Humbug! Sure, one might conceivably manage to tra-la-la one's way through life's pains and trials and disap-pointments behind the distorting shield of rose-tinted glasses; one might even go a-tisket-a-tasketing along for decades in a state of perpetual, jovial bliss.

But that hardly seems like a rational response to reality.

And here comes the nature-versus-nature question: Maybe grumpiness is genetic or maybe (at least in my case) it's situational. Because by the age of, say, 20, I had received two ominous messages from the oracle at the Chinese fortune cookie factory, and had taken them much too seriously. They were, in order: "Life is not a bowl of cherries" and "The fish that got away was the big one."

* * *

But what's really making me grumpy this week is the news that Generous Motors is planning to pull the rug out from under the Alderman Motor Co., which has been doing business in Meriden since 1923 - first as a Studebaker dealership, later picking up Oldsmobile and Cadillac.

Then, in 2001, we learned that GM was planning to kill the Olds.

Then, last week, we learned that GM is planning to kill Alderman.

You see, there's a "wind down" plan to cut its fleet of dealerships almost in half, and Alderman is on the list.
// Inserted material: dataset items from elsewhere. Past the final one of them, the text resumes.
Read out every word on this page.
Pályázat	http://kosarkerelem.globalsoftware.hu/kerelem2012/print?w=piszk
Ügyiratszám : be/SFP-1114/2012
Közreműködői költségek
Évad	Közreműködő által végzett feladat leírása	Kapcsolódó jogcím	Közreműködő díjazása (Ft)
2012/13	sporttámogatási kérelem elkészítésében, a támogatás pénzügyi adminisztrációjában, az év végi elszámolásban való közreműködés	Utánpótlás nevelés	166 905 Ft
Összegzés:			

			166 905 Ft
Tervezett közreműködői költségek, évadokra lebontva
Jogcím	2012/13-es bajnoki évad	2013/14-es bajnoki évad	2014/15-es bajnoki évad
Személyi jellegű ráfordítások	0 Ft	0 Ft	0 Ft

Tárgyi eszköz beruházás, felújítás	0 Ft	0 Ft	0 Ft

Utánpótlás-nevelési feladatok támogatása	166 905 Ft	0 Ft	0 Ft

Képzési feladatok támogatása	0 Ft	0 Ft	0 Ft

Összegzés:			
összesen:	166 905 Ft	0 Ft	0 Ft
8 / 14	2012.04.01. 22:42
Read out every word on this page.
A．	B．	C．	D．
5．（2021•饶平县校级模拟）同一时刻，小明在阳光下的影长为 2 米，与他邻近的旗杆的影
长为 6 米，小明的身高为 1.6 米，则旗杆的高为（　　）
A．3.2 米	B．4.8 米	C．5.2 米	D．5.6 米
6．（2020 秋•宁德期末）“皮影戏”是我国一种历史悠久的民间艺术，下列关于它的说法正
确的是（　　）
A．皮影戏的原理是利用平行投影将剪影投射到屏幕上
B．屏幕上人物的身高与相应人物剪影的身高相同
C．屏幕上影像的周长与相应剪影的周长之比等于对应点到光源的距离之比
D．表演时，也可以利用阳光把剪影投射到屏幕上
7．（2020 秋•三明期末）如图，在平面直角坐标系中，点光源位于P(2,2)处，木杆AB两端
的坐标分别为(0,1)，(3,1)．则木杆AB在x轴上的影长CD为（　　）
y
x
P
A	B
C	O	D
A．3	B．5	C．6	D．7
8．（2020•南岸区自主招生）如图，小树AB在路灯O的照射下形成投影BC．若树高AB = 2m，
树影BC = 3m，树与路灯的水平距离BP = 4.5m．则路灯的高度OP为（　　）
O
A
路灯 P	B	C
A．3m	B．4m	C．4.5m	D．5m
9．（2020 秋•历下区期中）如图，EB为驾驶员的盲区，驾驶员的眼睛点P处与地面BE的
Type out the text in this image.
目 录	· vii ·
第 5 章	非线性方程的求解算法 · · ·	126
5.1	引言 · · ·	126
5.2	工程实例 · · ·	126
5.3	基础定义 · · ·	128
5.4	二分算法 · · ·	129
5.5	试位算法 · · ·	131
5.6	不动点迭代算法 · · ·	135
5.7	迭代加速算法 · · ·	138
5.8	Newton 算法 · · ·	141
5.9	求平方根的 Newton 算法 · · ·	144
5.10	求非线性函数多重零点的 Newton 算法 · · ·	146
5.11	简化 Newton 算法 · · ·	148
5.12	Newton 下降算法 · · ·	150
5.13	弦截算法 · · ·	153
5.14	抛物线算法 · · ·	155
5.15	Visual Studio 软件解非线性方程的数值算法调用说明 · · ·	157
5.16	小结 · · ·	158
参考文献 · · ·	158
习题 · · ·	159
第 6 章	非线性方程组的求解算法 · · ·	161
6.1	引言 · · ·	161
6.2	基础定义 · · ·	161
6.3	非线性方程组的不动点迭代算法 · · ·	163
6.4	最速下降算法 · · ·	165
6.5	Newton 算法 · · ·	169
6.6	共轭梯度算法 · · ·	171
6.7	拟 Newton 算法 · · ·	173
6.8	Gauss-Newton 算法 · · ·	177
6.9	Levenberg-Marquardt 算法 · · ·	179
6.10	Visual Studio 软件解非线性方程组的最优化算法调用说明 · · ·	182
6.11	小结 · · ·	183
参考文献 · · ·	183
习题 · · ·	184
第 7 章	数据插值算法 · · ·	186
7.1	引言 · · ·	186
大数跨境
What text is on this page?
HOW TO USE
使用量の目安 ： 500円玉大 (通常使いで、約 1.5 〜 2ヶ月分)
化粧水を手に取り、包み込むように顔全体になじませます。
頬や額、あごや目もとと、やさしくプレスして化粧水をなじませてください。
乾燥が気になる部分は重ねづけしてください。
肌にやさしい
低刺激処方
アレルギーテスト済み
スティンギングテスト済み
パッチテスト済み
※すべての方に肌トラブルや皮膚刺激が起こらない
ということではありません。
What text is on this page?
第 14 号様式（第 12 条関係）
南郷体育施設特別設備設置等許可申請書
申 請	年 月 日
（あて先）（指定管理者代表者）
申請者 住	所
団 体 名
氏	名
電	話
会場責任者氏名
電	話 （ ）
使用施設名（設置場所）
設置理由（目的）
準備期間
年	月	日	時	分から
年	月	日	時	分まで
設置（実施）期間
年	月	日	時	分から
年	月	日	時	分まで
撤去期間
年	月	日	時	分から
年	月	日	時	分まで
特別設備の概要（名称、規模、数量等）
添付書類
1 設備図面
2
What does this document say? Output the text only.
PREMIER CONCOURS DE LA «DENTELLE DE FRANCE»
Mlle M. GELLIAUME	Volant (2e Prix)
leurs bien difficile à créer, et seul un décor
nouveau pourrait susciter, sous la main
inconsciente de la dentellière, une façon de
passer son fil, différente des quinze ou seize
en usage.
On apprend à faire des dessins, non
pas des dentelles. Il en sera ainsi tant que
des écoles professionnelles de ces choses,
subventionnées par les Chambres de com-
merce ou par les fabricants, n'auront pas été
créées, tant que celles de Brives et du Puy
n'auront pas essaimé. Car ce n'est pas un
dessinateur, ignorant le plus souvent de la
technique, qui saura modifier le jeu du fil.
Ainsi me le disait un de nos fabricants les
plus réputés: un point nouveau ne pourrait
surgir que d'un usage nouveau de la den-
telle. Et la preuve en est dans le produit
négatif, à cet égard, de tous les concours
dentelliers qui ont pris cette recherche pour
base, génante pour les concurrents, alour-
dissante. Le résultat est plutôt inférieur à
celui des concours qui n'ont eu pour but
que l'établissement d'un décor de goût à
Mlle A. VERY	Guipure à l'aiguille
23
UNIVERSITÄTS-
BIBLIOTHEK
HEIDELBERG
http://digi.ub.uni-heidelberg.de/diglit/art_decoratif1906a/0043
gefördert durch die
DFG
Even though they've been selling GM cars since 1931. Even though the closest Caddy agencies are in Hartford, Waterbury and Shelton.

The owners are asking people to sign a petition at the Cadillac store, at 380 S. Broad St., and hoping that local, state and federal leaders will pressure GM to reconsider. The City Council passed a resolution Monday to that effect.

Of course, GM "certainly would listen to anyone," a spokeswoman said last week. On the other hand, the time for dealers to appeal "has come and gone."

Translation from corporate-speak: Drop dead.